A map showing the difference between Edinburgh and London

How overseas sellers are impacted by identity checks

A fiasco during a recent settlement has revealed some major considerations for dealing with new identity checks. Since the infamous Nigerian property scams in 2010 and 2011, extra measures to check the identity of sellers have been put in place by Landgate – including the requirement to present 100 points of identification (update: As of January 2013, new verification of identity processes have been put in place), and to have the signing of Transfer of Land documents witnessed by an Australian consular officer when the seller is overseas.

In this particular case, the seller of a Perth home resided in Edinburgh, Scotland, where they had moved to be with family. As per regulation, this seller was required to have an Australian consular officer – such as an ambassador, consul, or secretary at an embassy – witness them sign the Transfer of Land documents. However, Edinburgh has no Australian embassy – making the closest embassy the Australian High Commission in London, England!

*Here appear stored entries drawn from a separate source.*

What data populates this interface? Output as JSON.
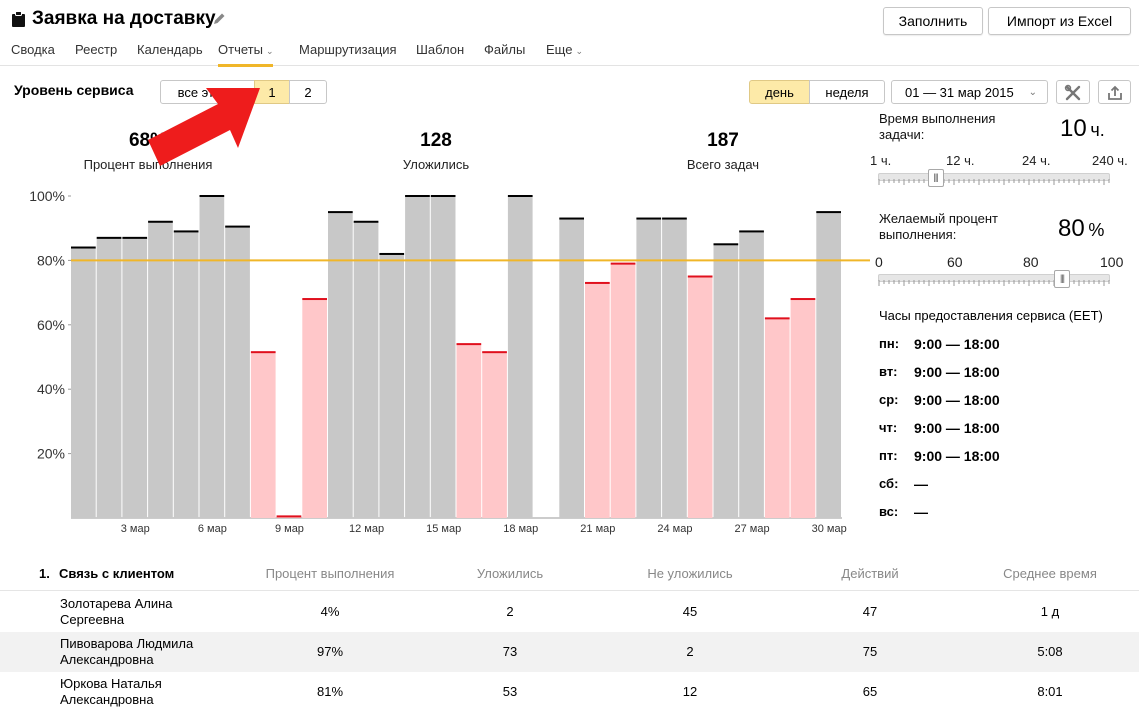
{
  "header": {
    "title": "Заявка на доставку",
    "fill_button": "Заполнить",
    "import_button": "Импорт из Excel"
  },
  "tabs": [
    {
      "label": "Сводка",
      "active": false
    },
    {
      "label": "Реестр",
      "active": false
    },
    {
      "label": "Календарь",
      "active": false
    },
    {
      "label": "Отчеты",
      "active": true,
      "dropdown": true
    },
    {
      "label": "Маршрутизация",
      "active": false
    },
    {
      "label": "Шаблон",
      "active": false
    },
    {
      "label": "Файлы",
      "active": false
    },
    {
      "label": "Еще",
      "active": false,
      "dropdown": true
    }
  ],
  "toolbar": {
    "report_title": "Уровень сервиса",
    "stages": [
      "все этапы",
      "1",
      "2"
    ],
    "selected_stage": "1",
    "periods": [
      "день",
      "неделя"
    ],
    "selected_period": "день",
    "date_range": "01 — 31 мар 2015"
  },
  "stats": [
    {
      "value": "68%",
      "label": "Процент выполнения"
    },
    {
      "value": "128",
      "label": "Уложились"
    },
    {
      "value": "187",
      "label": "Всего задач"
    }
  ],
  "chart_data": {
    "type": "bar",
    "ylim": [
      0,
      100
    ],
    "y_ticks": [
      "20%",
      "40%",
      "60%",
      "80%",
      "100%"
    ],
    "target_line": 80,
    "x_tick_labels": [
      "3 мар",
      "6 мар",
      "9 мар",
      "12 мар",
      "15 мар",
      "18 мар",
      "21 мар",
      "24 мар",
      "27 мар",
      "30 мар"
    ],
    "series": [
      {
        "values": [
          84,
          87,
          87,
          92,
          89,
          100,
          90.5,
          51.5,
          0.5,
          68,
          95,
          92,
          82,
          100,
          100,
          54,
          51.5,
          100,
          null,
          93,
          73,
          79,
          93,
          93,
          75,
          85,
          89,
          62,
          68,
          95
        ]
      }
    ],
    "colors": {
      "met": "#c8c8c8",
      "missed": "#ffc7c9",
      "met_cap": "#000000",
      "missed_cap": "#e0101d",
      "target": "#f0b629"
    }
  },
  "settings": {
    "task_time_label": "Время выполнения задачи:",
    "task_time_value": "10",
    "task_time_unit": "ч.",
    "task_time_scale": [
      "1 ч.",
      "12 ч.",
      "24 ч.",
      "240 ч."
    ],
    "task_time_level": 0.25,
    "target_label": "Желаемый процент выполнения:",
    "target_value": "80",
    "target_unit": "%",
    "target_scale": [
      "0",
      "60",
      "80",
      "100"
    ],
    "target_level": 0.8,
    "hours_title": "Часы предоставления сервиса (EET)",
    "hours": [
      {
        "day": "пн:",
        "time": "9:00 — 18:00"
      },
      {
        "day": "вт:",
        "time": "9:00 — 18:00"
      },
      {
        "day": "ср:",
        "time": "9:00 — 18:00"
      },
      {
        "day": "чт:",
        "time": "9:00 — 18:00"
      },
      {
        "day": "пт:",
        "time": "9:00 — 18:00"
      },
      {
        "day": "сб:",
        "time": "—"
      },
      {
        "day": "вс:",
        "time": "—"
      }
    ]
  },
  "table": {
    "section_number": "1.",
    "section_title": "Связь с клиентом",
    "columns": [
      "Процент выполнения",
      "Уложились",
      "Не уложились",
      "Действий",
      "Среднее время"
    ],
    "rows": [
      {
        "name_line1": "Золотарева Алина",
        "name_line2": "Сергеевна",
        "percent": "4%",
        "met": "2",
        "missed": "45",
        "actions": "47",
        "avg_time": "1 д"
      },
      {
        "name_line1": "Пивоварова Людмила",
        "name_line2": "Александровна",
        "percent": "97%",
        "met": "73",
        "missed": "2",
        "actions": "75",
        "avg_time": "5:08"
      },
      {
        "name_line1": "Юркова Наталья",
        "name_line2": "Александровна",
        "percent": "81%",
        "met": "53",
        "missed": "12",
        "actions": "65",
        "avg_time": "8:01"
      }
    ]
  }
}
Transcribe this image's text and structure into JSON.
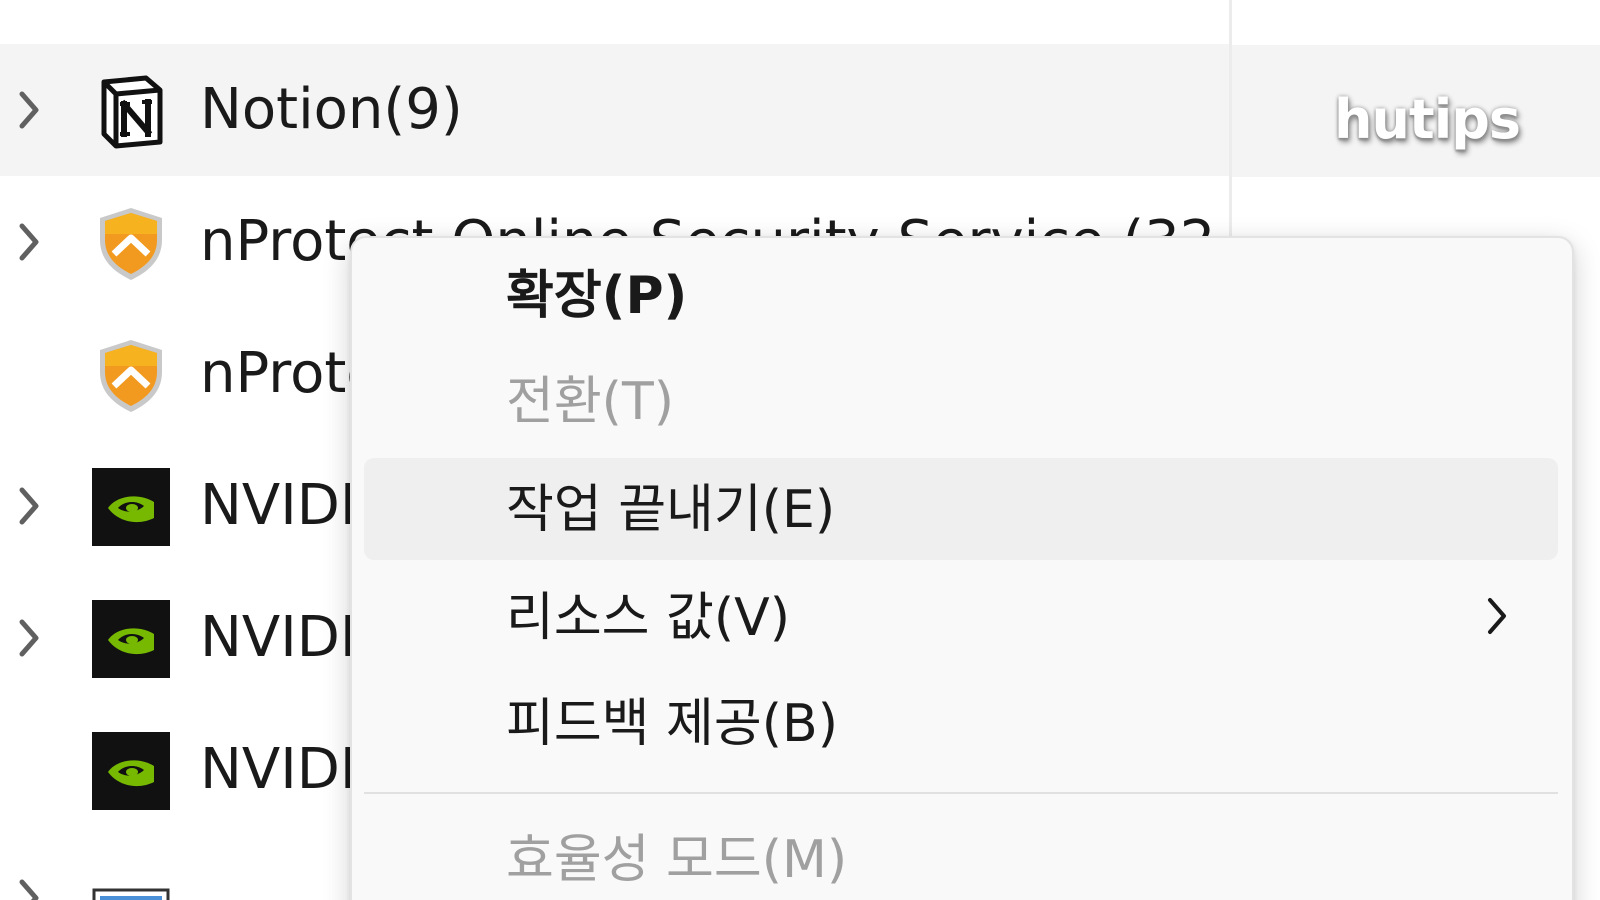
{
  "process_list": {
    "rows": [
      {
        "label": "Notion(9)",
        "icon": "notion-icon",
        "expandable": true,
        "selected": true
      },
      {
        "label": "nProtect Online Security Service (32",
        "icon": "shield-icon",
        "expandable": true,
        "selected": false
      },
      {
        "label": "nProtect",
        "icon": "shield-icon",
        "expandable": false,
        "selected": false
      },
      {
        "label": "NVIDIA",
        "icon": "nvidia-icon",
        "expandable": true,
        "selected": false
      },
      {
        "label": "NVIDIA",
        "icon": "nvidia-icon",
        "expandable": true,
        "selected": false
      },
      {
        "label": "NVIDIA",
        "icon": "nvidia-icon",
        "expandable": false,
        "selected": false
      }
    ]
  },
  "watermark": {
    "text": "hutips"
  },
  "context_menu": {
    "items": [
      {
        "label": "확장(P)",
        "state": "default",
        "bold": true
      },
      {
        "label": "전환(T)",
        "state": "disabled"
      },
      {
        "label": "작업 끝내기(E)",
        "state": "hover"
      },
      {
        "label": "리소스 값(V)",
        "state": "default",
        "has_submenu": true
      },
      {
        "label": "피드백 제공(B)",
        "state": "default"
      },
      {
        "label": "효율성 모드(M)",
        "state": "disabled"
      }
    ]
  },
  "colors": {
    "selected_row": "#f4f4f4",
    "menu_background": "#f9f9f9",
    "menu_hover": "#efefef",
    "disabled_text": "#a0a0a0",
    "nvidia_green": "#76b900",
    "shield_orange": "#f29a1f"
  }
}
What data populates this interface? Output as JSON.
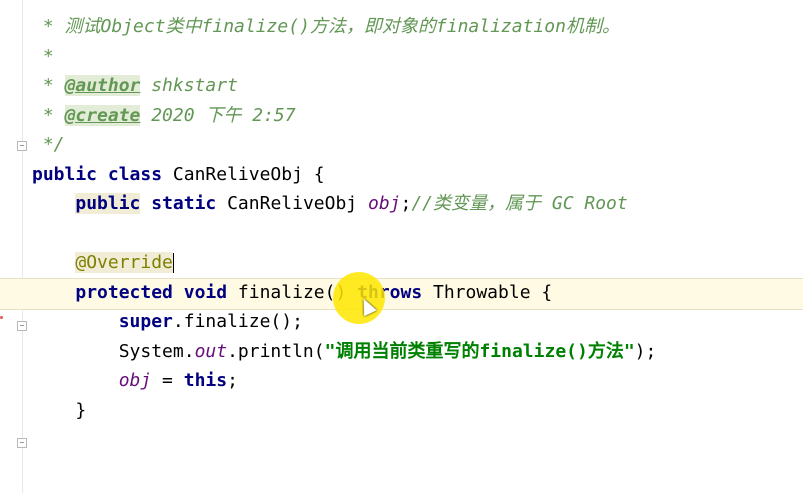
{
  "editor": {
    "lines": [
      {
        "id": "doc1",
        "parts": [
          {
            "cls": "comment",
            "t": " * 测试Object类中finalize()方法，即对象的finalization机制。"
          }
        ]
      },
      {
        "id": "doc2",
        "parts": [
          {
            "cls": "comment",
            "t": " *"
          }
        ]
      },
      {
        "id": "doc3",
        "parts": [
          {
            "cls": "comment",
            "t": " * "
          },
          {
            "cls": "tag",
            "t": "@author"
          },
          {
            "cls": "tagval",
            "t": " shkstart"
          }
        ]
      },
      {
        "id": "doc4",
        "parts": [
          {
            "cls": "comment",
            "t": " * "
          },
          {
            "cls": "tag",
            "t": "@create"
          },
          {
            "cls": "tagval",
            "t": " 2020 下午 2:57"
          }
        ]
      },
      {
        "id": "doc5",
        "parts": [
          {
            "cls": "comment",
            "t": " */"
          }
        ]
      },
      {
        "id": "class",
        "parts": [
          {
            "cls": "kw",
            "t": "public class "
          },
          {
            "cls": "plain",
            "t": "CanReliveObj {"
          }
        ]
      },
      {
        "id": "field",
        "parts": [
          {
            "cls": "plain",
            "t": "    "
          },
          {
            "cls": "kw hl",
            "t": "public"
          },
          {
            "cls": "kw",
            "t": " static "
          },
          {
            "cls": "plain",
            "t": "CanReliveObj "
          },
          {
            "cls": "field",
            "t": "obj"
          },
          {
            "cls": "plain",
            "t": ";"
          },
          {
            "cls": "comment",
            "t": "//类变量，属于 GC Root"
          }
        ]
      },
      {
        "id": "blank1",
        "parts": [
          {
            "cls": "plain",
            "t": " "
          }
        ]
      },
      {
        "id": "override",
        "parts": [
          {
            "cls": "plain",
            "t": "    "
          },
          {
            "cls": "ann hl",
            "t": "@Override"
          },
          {
            "cls": "caret",
            "t": ""
          }
        ]
      },
      {
        "id": "method",
        "parts": [
          {
            "cls": "plain",
            "t": "    "
          },
          {
            "cls": "kw",
            "t": "protected void "
          },
          {
            "cls": "plain",
            "t": "finalize() "
          },
          {
            "cls": "kw",
            "t": "throws "
          },
          {
            "cls": "plain",
            "t": "Throwable {"
          }
        ]
      },
      {
        "id": "super",
        "parts": [
          {
            "cls": "plain",
            "t": "        "
          },
          {
            "cls": "kw",
            "t": "super"
          },
          {
            "cls": "plain",
            "t": ".finalize();"
          }
        ]
      },
      {
        "id": "println",
        "parts": [
          {
            "cls": "plain",
            "t": "        System."
          },
          {
            "cls": "field",
            "t": "out"
          },
          {
            "cls": "plain",
            "t": ".println("
          },
          {
            "cls": "str",
            "t": "\"调用当前类重写的finalize()方法\""
          },
          {
            "cls": "plain",
            "t": ");"
          }
        ]
      },
      {
        "id": "assign",
        "parts": [
          {
            "cls": "plain",
            "t": "        "
          },
          {
            "cls": "field",
            "t": "obj"
          },
          {
            "cls": "plain",
            "t": " = "
          },
          {
            "cls": "kw",
            "t": "this"
          },
          {
            "cls": "plain",
            "t": ";"
          }
        ]
      },
      {
        "id": "close",
        "parts": [
          {
            "cls": "plain",
            "t": "    }"
          }
        ]
      }
    ]
  }
}
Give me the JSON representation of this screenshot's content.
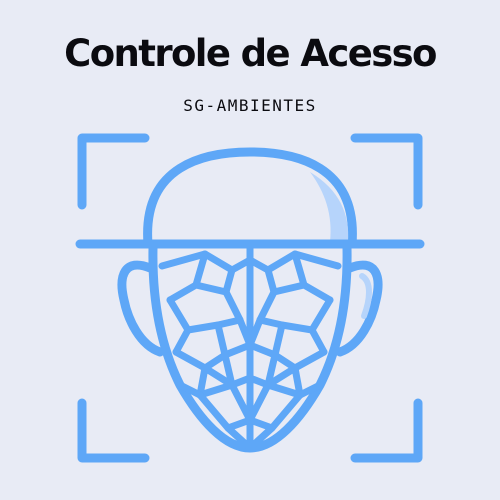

At the beginning of settlement, we brought this issue to the attention of all parties and set a settlement deadline of two months from the beginning of settlement. It was important to allow plenty of time for the seller to travel to England and sign the transfer of land documents.

However, part-way through the settlement, the buyer’s real estate agent requested the deadline be bought forward to only three weeks into the future. The result was that the seller had to drastically adjust their plans and drive across the UK to the Australian High Commission in London, weeks sooner than intended, to complete the settlement on time and avoid penalty interests. As this embassy does not take appointments (and is only open three days a week), there was a risk that the seller might not have be able to sign the documents on the day they intended.

To make matters even more complex, the seller was required to have an original rates notice when signing the documents. As the seller had not brought any such documentation with them when they left Australia, they had to wait while the rates notice arrived by post.

Further complicating the matter, another important (but potentially difficult) requirement of the land titles office is that the conveyancer satisfies themselves that the person is who they say they are. In this case, we were unable to use online searches to achieve this as our seller wasn’t working – but as their sales rep was in close contact during the listing and sales process and was able to provide uniquely identifying features of their property. Without this assistance, settlement would have been delayed.

In summary, the new shortened deadline, coupled with the new identity legislation, left very little room for error, and it was only through the joint re-organisation efforts of all parties that the seller made the settlement deadline.

When an overseas seller is going through a property transaction, it is highly important to be aware of the unique settlement requirements of that seller. Keep in mind that the seller will need to make the trip to their closest embassy, and let them know well in advance what documentation they will need to be able to complete the transaction.